Declaração do México sobre saúde mental e trabalho: chamada para ação

Declaration of Mexico on mental health and work: a call for action

Dr. Horacio Tovalin1; Professor Stavroula Leka2; Dr. Arturo Juárez García3; Dr. Manuel Diaz Vega4

DOI: 10.5327/Z167944352018WOPS

Durante o 6º Congresso Internacional sobre Organização do Trabalho e Fatores Psicossociais – WOPS – da International Commission on Occupational Health/Comissão Internacional de Saúde Ocupacional (ICOH), foi realizado um Painel de Discussão sobre Prioridades na Saúde Mental e Física do Trabalhador, com a participação de especialistas do Brasil, Colômbia, Estados Unidos e Organização Pan-Americana da Saúde, incluindo trocas e contribuições de todos os participantes no congresso.

Com base em diversas considerações contextuais relativas ao mundo do trabalho, o diálogo entre os especialistas e o público e as conclusões do painel, os organizadores do congresso declaram que:

1. Como resultado da globalização, dos efeitos da tecnologia da informação, da comunicação de massa e muitas destas ferramentas feitas por seres humanos, a vida do século XXI gerou uma variedade substancial de estressores no mundo do trabalho e muito além dele, tornando inexistentes as barreiras geográficas e temporais; igualmente, também parecem ter sido apagados os limites entre a vida privada e professional das pessoas.

2. Há uma relação intimamente entrelaçada entre saúde mental e trabalho, que contempla a definição formulada pela Organização Mundial da Saúde (OMS) e o abrangente Plano de Ação para a Saúde Mental, 2013-2020 da OMS, lançado e adotado na 66a Assembleia Mundial da Saúde (WHO, 2017), largamente estendido a fim de reforçar a liderança e governança efetivas em saúde mental e implementar estratégias de promoção e prevenção em saúde mental.

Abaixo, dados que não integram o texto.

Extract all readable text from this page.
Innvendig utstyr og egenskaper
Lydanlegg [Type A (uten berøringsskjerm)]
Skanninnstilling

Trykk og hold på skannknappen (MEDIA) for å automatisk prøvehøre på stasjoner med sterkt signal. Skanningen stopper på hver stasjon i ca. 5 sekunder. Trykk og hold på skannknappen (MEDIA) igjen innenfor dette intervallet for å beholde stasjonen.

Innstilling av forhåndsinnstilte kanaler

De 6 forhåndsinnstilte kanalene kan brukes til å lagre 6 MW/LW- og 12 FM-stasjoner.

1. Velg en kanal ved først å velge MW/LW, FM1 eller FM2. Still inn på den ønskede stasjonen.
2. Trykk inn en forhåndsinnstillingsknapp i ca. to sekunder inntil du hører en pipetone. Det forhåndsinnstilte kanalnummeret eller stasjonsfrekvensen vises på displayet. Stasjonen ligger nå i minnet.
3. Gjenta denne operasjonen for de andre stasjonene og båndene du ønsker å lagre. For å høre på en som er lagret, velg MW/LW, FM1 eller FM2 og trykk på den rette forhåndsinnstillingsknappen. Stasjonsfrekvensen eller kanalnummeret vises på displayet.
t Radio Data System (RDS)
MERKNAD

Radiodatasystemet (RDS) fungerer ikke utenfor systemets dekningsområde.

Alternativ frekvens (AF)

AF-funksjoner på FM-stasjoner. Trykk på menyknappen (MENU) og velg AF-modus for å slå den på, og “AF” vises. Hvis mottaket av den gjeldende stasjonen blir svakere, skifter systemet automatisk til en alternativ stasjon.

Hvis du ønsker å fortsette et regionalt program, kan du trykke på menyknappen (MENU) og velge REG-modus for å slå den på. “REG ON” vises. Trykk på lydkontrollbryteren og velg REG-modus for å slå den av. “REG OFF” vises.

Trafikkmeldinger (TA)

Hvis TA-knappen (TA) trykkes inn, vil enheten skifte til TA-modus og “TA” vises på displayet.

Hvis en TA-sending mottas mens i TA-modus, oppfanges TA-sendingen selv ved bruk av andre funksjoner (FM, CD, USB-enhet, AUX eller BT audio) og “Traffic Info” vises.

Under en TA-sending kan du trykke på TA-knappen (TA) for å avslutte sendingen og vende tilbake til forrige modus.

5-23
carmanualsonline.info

3. Evidências demonstram que estressores na vida cotidiana, incluindo aqueles originados pelas iniquidades no trabalho (conteúdo do trabalho) e nas condições de trabalho (contexto do trabalho) (WHO, 2016) podem ter consequências desastrosas para a saúde e o bem estar do trabalhador. Uma delas é a predominância das permanentes comunicações do trabalho invadindo a vida pessoal, familiar e de lazer, gerando um desequilíbrio que afeta a saúde do trabalhador em todas as dimensões: física, mental, psicológica, familiar, espiritual e de saúde social.

4. A identificação, diagnóstico e visibilidade dos distúrbios da saúde mental, incluindo transtornos depressivos maiores, ansiedade e transtornos bipolares e transtornos de estresse agudo e pós-traumático, estão ligados às condições ocupacionais e empregatícias. Essa associação está refletida na declaração da epidemia global de "Estresse no Ambiente do Trabalho, um desafio coletivo" realizada pela Organização Internacional do Trabalho (OIT) em 2016 (ILO, 2016) e na campanha mundial da OMS "Falemos sobre a depressão", lançada durante o Dia Mundial da Saúde, em 2017 (WHO, 2017).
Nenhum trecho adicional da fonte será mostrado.